The federal Terrorism Risk Insurance Program has been an unqualified success in protecting the economy and fostering economic growth at virtually no cost to the taxpayers and should be swiftly renewed, the National Association of Mutual Insurance Companies said today.
Testifying before the Senate Banking Committee on behalf of NAMIC, Warren Heck, chairman and CEO of the Greater New York Mutual Insurance Company, told lawmakers that the program has fostered a strong market for affordable terrorism insurance coverage vital to development.
“Coverage is available and affordable, a limited amount of reinsurance is available, and take-up rates average over 60 percent across the country,” Heck said, adding that “there seems to be few, if any, demonstrable market failures or problems” for terrorism coverage.
The robust market, he said, is due entirely to the Terrorism Risk Insurance Act, which was enacted in the wake of the 9/11 terrorist attacks and created the program in which the federal government absorbs some catastrophic losses in the immediate term and is paid back over time.
The Terrorism Risk Insurance Program, Heck explained, works as a “shock absorber for the U.S. economy to reduce the financial impact of a catastrophic attack.” Under the program, an insurer’s immediate losses from a major terrorist attack are capped for the immediate term and backed by the federal government. Over time, any funds used to pay claims for a company could be recouped through fees and assessments of the companies.
“Rather than transferring some of those concentrated losses directly to the federal government, TRIA transfers it through the government and back to the private-sector insurers and their commercial policyholders,” Heck said. “We see this as taxpayer protection at its best.”
The program is currently set to expire at the end of this year, and NAMIC has long been advocating for it to be extended for as long a term as is possible.
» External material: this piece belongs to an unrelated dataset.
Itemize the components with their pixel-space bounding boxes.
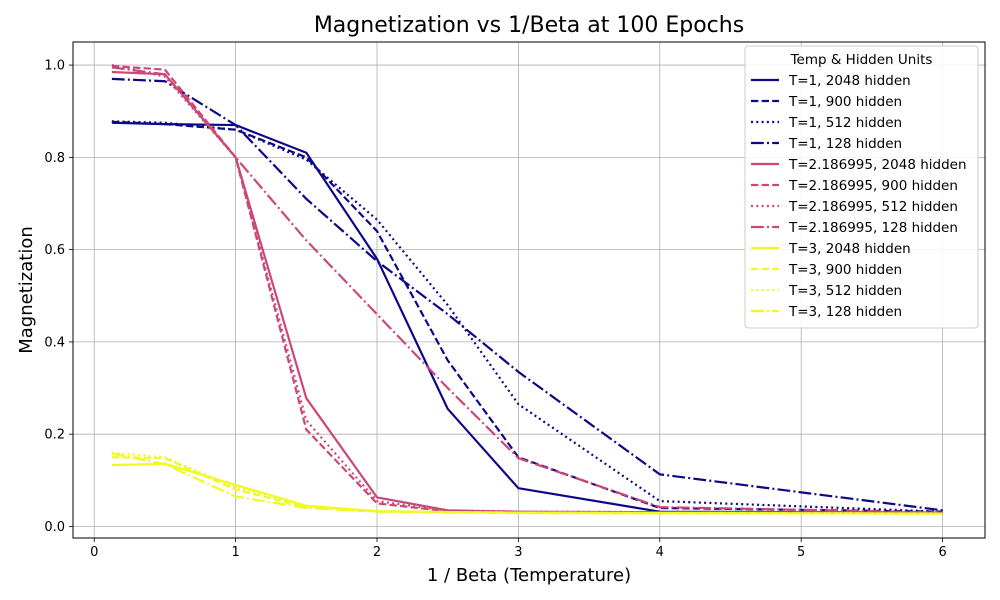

Some in Congress have suggested changing the parameters of the program, such as by increasing the “trigger” level at which the federal government would become involved, but Heck cautioned that such changes would impose a significant burden on small and mid-sized companies that could induce them to leave the program and stop offering terrorism coverage.
“This type of change will cause market participants to exit just as they did in New York City after 9/11, thereby reducing available capacity and concentrating the risk with fewer insurance carriers,” he said. “Any effective terrorism loss management plan depends on participation by insurers of all sizes and structures.”